Just one month of fines issued to drivers straying into bus lanes netted Swindon Borough Council more than £100,000.

Research by care hire company Northgate Vehicle Hire shows the authority made an average income of more than £80,000 every month between June 2017 and December 2018, issuing an average of 2,738 tickets.

The most lucrative month of the 18 included was November 2018, which raked in £106,000 from 3,644 tickets issued.

That put Swindon in the top 10 for most money made in a month by those councils which answered a Freedom of Information request sent to more than 300 town and city halls.

It came in seventh, behind Manchester, Wolverhampton, four London boroughs and Sheffield.

A Swindon council spokesman said: “If people didn’t drive in bus lanes we wouldn’t issue any fines. Bus lanes are there for a reason – to improve bus journey times and increase their reliability.

“Ultimately, we want people to see buses as a more attractive option than the car to help reduce congestion on our roads and improve air quality. Any money received from bus lane fines is invested back into road and transport-related projects.”

Robert Harrold, who lives in Trowbridge, lodged an FoI request with Euclid Street after his wife Helen was fined for driving into the bus gate outside the Designer Outlet on Rodbourne Road.

That request revealed the council had made more than £2.5m over five years from fines for entering that bus lane alone.

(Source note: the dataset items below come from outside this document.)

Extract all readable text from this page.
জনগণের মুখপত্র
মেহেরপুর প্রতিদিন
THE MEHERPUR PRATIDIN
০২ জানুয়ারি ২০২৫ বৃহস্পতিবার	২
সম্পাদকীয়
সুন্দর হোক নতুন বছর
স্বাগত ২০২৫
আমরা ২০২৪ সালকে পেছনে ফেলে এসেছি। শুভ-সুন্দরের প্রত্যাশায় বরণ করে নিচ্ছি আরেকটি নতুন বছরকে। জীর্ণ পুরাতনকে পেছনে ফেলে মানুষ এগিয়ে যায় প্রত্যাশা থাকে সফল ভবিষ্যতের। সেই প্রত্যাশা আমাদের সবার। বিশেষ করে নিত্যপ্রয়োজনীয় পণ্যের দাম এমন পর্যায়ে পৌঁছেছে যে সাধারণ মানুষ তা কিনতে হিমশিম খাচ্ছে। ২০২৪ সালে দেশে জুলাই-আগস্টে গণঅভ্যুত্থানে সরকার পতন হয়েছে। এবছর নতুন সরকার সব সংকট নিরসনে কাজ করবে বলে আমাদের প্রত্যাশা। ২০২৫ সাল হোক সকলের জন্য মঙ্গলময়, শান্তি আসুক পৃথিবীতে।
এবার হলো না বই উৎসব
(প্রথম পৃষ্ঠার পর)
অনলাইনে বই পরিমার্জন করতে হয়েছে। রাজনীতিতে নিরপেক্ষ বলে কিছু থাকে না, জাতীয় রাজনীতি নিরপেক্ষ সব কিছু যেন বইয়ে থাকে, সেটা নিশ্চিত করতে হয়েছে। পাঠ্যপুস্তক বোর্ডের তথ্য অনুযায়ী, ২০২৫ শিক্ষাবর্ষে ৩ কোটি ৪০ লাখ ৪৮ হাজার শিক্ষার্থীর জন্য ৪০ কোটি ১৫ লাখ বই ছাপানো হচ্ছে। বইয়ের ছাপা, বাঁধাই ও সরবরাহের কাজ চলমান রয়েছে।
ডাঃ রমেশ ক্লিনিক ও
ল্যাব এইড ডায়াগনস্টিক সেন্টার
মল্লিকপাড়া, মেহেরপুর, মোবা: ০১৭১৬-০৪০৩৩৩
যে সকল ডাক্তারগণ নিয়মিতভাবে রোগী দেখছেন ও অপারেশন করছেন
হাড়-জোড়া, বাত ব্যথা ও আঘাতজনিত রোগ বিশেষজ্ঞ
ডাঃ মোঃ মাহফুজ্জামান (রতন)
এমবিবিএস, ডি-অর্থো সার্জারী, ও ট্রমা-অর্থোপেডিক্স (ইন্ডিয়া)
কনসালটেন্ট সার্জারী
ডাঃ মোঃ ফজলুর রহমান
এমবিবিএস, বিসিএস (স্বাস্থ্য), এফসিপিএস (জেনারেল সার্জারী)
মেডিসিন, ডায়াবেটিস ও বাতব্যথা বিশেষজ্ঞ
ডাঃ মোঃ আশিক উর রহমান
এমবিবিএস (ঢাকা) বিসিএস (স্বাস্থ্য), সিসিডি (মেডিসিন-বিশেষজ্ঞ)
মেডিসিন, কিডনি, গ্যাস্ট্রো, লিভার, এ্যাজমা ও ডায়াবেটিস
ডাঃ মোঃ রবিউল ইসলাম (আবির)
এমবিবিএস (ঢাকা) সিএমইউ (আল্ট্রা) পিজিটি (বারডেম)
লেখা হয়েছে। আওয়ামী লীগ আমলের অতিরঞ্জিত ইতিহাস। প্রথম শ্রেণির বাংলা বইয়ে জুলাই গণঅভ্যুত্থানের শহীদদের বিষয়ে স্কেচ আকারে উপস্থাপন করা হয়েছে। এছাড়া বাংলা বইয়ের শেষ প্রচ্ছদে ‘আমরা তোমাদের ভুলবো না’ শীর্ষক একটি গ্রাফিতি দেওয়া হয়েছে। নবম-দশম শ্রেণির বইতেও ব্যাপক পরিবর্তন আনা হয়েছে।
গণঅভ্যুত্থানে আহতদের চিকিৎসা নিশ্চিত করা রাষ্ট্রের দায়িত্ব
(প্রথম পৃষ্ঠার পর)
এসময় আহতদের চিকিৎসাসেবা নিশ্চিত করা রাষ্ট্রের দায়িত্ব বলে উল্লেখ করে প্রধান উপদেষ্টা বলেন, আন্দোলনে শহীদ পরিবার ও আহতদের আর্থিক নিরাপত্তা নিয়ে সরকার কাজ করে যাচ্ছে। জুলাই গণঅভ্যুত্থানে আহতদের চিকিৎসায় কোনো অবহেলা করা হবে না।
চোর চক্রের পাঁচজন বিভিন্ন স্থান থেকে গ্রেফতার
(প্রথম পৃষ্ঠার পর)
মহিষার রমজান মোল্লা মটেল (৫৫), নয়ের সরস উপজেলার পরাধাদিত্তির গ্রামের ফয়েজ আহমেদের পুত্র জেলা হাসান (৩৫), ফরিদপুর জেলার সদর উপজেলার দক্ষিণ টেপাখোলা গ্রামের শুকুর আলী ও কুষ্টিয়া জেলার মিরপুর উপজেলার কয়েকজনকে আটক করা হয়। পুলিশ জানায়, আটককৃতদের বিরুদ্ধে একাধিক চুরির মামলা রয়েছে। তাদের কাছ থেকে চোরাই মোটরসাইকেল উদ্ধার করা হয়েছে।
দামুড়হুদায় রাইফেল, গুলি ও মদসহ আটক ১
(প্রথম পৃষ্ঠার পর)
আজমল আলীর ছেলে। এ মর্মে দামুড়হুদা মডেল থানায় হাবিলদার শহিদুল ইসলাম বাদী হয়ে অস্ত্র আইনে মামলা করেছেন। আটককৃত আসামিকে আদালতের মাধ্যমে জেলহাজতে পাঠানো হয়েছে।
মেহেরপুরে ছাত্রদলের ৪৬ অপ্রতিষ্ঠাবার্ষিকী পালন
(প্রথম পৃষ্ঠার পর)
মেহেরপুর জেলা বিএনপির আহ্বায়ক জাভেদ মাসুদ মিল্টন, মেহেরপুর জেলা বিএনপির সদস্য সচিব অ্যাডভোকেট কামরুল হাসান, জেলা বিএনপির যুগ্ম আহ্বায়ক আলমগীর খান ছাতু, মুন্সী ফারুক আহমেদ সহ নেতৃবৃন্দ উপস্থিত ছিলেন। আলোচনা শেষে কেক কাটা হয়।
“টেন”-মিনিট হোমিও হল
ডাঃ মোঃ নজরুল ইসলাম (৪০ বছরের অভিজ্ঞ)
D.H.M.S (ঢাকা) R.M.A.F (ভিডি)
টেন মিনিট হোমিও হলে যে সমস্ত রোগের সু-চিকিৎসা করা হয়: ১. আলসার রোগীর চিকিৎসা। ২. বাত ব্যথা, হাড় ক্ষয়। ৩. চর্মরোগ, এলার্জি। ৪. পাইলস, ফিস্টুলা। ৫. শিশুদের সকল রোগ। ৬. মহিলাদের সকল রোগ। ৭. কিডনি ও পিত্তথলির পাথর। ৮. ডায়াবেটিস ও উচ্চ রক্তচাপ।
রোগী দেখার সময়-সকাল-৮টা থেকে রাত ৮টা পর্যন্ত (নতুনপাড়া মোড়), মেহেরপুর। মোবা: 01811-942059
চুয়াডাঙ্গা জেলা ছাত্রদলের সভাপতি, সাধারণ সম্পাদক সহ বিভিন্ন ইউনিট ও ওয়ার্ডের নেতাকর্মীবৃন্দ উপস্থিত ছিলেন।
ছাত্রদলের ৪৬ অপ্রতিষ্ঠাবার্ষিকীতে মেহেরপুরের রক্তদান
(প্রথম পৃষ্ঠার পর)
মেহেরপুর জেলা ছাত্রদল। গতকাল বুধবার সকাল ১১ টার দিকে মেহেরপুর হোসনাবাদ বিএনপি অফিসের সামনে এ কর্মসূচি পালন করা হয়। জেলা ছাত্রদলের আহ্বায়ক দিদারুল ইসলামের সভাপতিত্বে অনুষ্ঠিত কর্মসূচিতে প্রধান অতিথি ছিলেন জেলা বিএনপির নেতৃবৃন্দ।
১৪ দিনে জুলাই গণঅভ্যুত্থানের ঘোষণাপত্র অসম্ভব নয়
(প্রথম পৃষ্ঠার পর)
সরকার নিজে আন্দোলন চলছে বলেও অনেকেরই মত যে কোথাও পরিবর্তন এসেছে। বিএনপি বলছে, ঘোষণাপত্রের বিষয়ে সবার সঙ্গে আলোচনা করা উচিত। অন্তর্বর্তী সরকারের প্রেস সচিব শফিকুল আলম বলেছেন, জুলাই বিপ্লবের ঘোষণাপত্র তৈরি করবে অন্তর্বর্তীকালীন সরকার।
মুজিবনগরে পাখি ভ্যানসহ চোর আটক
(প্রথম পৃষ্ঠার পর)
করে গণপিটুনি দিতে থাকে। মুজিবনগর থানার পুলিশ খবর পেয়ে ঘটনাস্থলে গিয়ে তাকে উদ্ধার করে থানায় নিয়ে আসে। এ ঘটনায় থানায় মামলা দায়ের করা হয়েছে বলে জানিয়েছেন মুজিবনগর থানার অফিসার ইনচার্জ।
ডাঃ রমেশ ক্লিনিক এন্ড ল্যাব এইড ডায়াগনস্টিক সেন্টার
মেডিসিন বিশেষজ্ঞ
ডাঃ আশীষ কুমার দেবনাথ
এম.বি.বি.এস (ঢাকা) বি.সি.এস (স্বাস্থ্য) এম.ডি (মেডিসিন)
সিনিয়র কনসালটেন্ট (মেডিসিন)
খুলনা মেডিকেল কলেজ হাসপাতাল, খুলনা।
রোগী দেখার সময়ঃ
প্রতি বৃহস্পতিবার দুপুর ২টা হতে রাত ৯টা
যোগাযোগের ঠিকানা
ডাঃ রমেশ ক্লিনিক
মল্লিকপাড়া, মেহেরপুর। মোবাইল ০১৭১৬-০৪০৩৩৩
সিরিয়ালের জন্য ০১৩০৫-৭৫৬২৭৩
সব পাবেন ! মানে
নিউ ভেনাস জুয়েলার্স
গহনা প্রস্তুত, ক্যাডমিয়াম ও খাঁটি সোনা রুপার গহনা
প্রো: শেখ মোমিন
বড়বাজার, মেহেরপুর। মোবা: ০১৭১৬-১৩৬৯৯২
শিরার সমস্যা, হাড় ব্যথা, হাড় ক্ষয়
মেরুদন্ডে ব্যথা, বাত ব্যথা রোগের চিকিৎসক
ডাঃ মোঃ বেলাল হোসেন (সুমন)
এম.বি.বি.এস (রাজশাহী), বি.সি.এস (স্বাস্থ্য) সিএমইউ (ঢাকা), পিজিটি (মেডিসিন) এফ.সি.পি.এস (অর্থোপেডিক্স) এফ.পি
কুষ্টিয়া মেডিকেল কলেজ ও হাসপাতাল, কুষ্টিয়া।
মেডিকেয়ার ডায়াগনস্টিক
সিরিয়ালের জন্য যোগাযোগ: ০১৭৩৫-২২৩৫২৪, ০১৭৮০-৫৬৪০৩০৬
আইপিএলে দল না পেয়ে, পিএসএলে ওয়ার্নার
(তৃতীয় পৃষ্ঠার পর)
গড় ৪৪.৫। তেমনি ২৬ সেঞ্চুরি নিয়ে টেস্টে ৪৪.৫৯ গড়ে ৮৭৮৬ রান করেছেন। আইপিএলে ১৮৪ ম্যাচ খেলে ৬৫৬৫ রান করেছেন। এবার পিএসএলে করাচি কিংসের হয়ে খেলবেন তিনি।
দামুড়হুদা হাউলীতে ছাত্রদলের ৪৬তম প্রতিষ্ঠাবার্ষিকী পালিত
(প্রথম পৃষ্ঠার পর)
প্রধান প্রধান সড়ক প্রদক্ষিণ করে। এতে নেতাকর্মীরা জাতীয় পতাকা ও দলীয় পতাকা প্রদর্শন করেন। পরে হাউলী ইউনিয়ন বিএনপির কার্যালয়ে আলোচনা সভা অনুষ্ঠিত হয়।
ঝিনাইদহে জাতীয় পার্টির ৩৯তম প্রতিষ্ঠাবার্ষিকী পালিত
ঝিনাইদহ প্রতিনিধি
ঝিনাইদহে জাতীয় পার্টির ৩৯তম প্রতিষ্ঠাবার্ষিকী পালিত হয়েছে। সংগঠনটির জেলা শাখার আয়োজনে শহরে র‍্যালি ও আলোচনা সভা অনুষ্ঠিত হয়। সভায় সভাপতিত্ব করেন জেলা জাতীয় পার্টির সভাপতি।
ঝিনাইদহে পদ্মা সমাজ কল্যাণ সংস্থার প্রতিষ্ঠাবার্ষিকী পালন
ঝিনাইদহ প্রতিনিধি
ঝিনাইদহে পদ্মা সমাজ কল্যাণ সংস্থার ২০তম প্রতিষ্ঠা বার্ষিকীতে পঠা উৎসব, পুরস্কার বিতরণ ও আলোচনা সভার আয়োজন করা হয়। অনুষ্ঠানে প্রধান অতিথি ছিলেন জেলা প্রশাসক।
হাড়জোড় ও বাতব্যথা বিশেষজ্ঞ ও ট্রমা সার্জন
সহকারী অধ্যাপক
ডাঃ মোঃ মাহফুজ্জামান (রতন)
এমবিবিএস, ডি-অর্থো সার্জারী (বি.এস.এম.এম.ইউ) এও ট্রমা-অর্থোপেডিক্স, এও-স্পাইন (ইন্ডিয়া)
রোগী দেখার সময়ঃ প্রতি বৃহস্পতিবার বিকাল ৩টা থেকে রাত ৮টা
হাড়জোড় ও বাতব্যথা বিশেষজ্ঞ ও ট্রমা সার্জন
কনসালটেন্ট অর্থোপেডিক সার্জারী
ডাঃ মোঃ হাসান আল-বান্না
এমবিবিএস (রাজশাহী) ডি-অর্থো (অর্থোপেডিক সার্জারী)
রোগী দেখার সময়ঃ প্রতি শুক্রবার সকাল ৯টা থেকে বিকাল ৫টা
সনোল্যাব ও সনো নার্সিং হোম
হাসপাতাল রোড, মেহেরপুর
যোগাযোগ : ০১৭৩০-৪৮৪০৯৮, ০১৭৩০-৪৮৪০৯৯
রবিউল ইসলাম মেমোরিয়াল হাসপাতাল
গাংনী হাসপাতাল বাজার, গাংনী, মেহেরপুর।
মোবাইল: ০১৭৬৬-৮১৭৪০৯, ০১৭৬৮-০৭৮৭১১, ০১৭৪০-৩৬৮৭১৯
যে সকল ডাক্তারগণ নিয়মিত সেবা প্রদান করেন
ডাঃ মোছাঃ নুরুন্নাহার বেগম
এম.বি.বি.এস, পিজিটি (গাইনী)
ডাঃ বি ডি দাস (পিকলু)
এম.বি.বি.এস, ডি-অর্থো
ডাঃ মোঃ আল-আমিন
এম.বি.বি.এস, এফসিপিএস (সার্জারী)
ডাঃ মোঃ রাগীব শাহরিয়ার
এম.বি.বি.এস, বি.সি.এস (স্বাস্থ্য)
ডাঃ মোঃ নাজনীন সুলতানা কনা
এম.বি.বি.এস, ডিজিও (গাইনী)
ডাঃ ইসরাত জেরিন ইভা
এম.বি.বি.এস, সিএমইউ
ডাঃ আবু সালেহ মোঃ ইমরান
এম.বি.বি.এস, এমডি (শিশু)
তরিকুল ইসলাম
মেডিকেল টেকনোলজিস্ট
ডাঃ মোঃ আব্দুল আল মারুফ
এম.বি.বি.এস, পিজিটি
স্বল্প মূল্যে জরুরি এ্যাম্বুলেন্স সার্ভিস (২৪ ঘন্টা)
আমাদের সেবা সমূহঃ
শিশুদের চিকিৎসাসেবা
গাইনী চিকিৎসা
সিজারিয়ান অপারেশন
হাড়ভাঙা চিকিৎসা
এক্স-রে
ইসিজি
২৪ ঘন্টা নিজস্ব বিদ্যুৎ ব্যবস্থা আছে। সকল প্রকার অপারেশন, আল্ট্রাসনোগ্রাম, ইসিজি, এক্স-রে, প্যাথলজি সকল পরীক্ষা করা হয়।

Mr Harrold said: “I did ask the council, but it didn’t tell me, how many people fines were deliberately driving in the bus lane, and how many were caught there by accident while looking for somewhere to park and go shopping.”

With November being the business month for fines, it seems likely that at least some of the drivers caught out were people intending to do some Christmas shopping in town, particularly – as the Harrolds intended – at the Designer Outlet.

Mr Harrold said while the fines were making money for the council there could be unintended consequences.

He said: “It’s definitely put us off from going shopping in Swindon again. I wonder whether quite a high proportion of people were visitors who were caught out, and were innocently trying to get into the car park.

"If lots of people like that are fined, it could have an effect, with people deciding to go elsewhere. It feels almost as if it’s a stealth tax to make the council more money.”